В сосновых рощах сдавались внаем избы чухонцев и строились редкие дачки, карточные домики, где любители сельской природы могли утешаться: колокольчиками стада и берестовым рожком пастуха на туманных зорях: «совсем как в Швейцарии».

Здесь, в «Новой Ресторации», за шатким столиком с бутылкою пива или сантуринского, два друга вели беседы о таких предметах, что если бы кто и подслушал, – не понял бы. Голицын рассказывал Одоевскому о своих парижских беседах с Чаадаевым и под уныло-веселые звуки «Аугустин» шептал ему на ухо те слова молитвы Господней, которым суждено было, как верил Чаадаев, сделаться осанной грядущей свободной России: Adveniat regnum tuum[11], – так не по-русски о русской вольности звучали эти слова для самого учителя.

Больше всего занимала Одоевского мысль Чаадаева о том, что без Бога нет свободы, без церкви вселенской нет для России спасения.

– Да, это главное, главное! – повторял тихий мальчик, весь волнуясь и краснея от стыдливой радости. – Это главнее всего! А ведь никто не поймет…

– А ты понял? – вдруг спросил Голицын, взглянув на него с тою внезапною усмешкою, которой немного побаивался Одоевский; сходство с Грибоедовым, тоже другом его, именно в этой, всегда внезапной и как будто недоброй, усмешке, давно заметил он в Голицыне, и оно не нравилось ему, но почему-то никогда не говорил он об этом сходстве, только смутно чувствовал в нем что-то жуткое. – А ты понял?

– Не знаю, может быть, и не понял, – покраснел Одоевский и застыдился еще больше, – я насчет философии плох, умом не понимаю многого, ну да ведь не все же одним умом…

– Нет, Саша, тут и умом надо, тут один волосок отделяет истину от лжи, вольность от рабства. Две пропасти: сорвешься в одну – не удержишься, до дна докатишься. Надо выбрать одно из двух. Ты выбрал? Понял? А может быть, и понял, да не так?

– Не так, как кто?

– Как я, как мы с Чаадаевым.

– А может быть, и вы не так?

– Ну, значит, мы самих себя не поняли…

– А ты что думаешь? Иногда и себя самого не поймешь.

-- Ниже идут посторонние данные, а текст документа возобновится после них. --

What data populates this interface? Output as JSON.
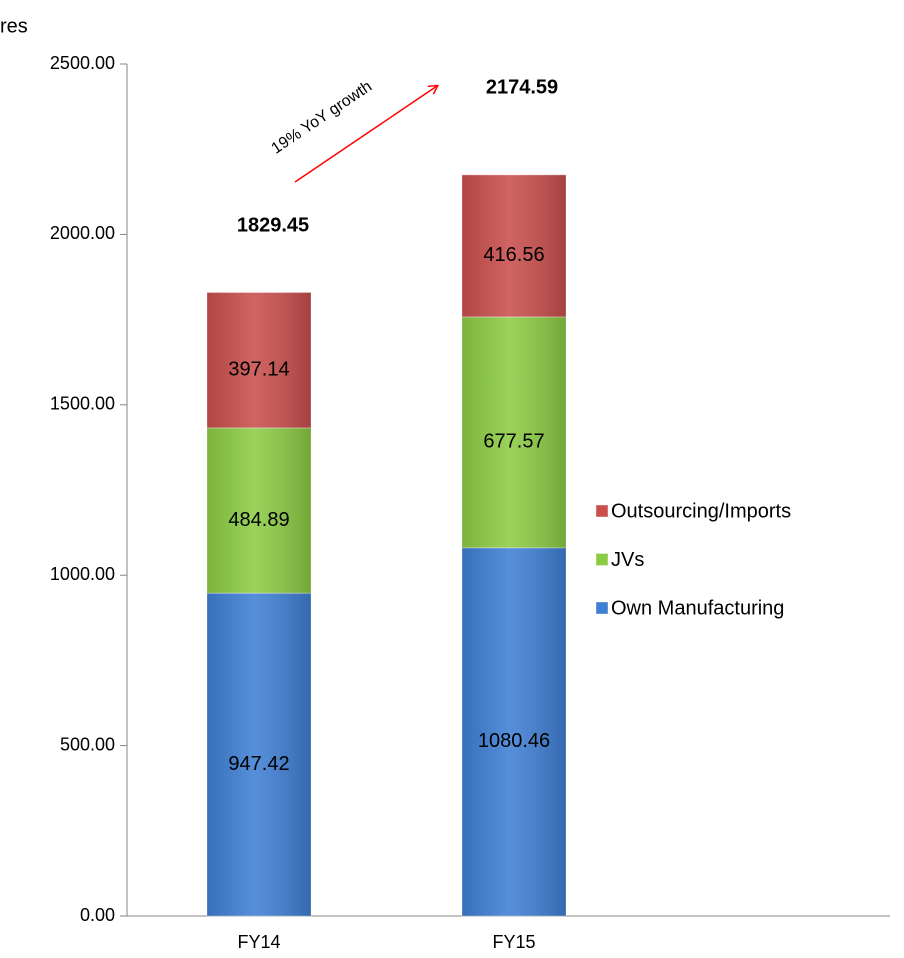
{
  "chart_data": {
    "type": "stacked_bar",
    "y_label": "res",
    "annotation": "19% YoY growth",
    "categories": [
      "FY14",
      "FY15"
    ],
    "series": [
      {
        "name": "Own Manufacturing",
        "color": "#3f7fd4",
        "values": [
          947.42,
          1080.46
        ]
      },
      {
        "name": "JVs",
        "color": "#8ccc44",
        "values": [
          484.89,
          677.57
        ]
      },
      {
        "name": "Outsourcing/Imports",
        "color": "#c94f4d",
        "values": [
          397.14,
          416.56
        ]
      }
    ],
    "totals": [
      1829.45,
      2174.59
    ],
    "ylim": [
      0,
      2500
    ],
    "yticks": [
      {
        "value": 0,
        "label": "0.00"
      },
      {
        "value": 500,
        "label": "500.00"
      },
      {
        "value": 1000,
        "label": "1000.00"
      },
      {
        "value": 1500,
        "label": "1500.00"
      },
      {
        "value": 2000,
        "label": "2000.00"
      },
      {
        "value": 2500,
        "label": "2500.00"
      }
    ],
    "legend": "right"
  }
}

В тот же день на Елагином острове с государем встретились.

Он ехал верхом один – только дежурный флигель-адъютант следовал издали – по лесной аллее-просеке от нового Елагинского дворца ко взморью. Остановились. Камер-юнкер снял шляпу, офицер отдал честь. Государь поклонился им с той милостивой улыбкой, с которой он один умел кланяться, – для всех одинаковой и для каждого особенной, единственной.

– Что ты? – спросил Голицын Одоевского, который смотрел вслед государю, с лицом, сияющим от радости.

– Ничего… так… – как будто опомнился тот и опять покраснел, застыдился. – Сам не знаю, что со мною делается, когда вижу его… Как посмотрел-то на нас, улыбнулся!

– Так любишь его?

Одоевский молчал, все больше краснея.

«Зачем же ты в тайном обществе?» – хотел было спросить Голицын, но тот сам, без вопроса, ответил:

– Если бы он только знал, чего мы хотим, то первый бы с нами был…

– Как же с нами? Против себя самого?

– Ну да. Не пожалел бы и себя для блага отечества, отдал бы все за счастье; за вольность России. Ежели царь – отец, то как может он желать, чтоб народ, дети его, были рабами. Помнишь в Писании: сыны суть свободны…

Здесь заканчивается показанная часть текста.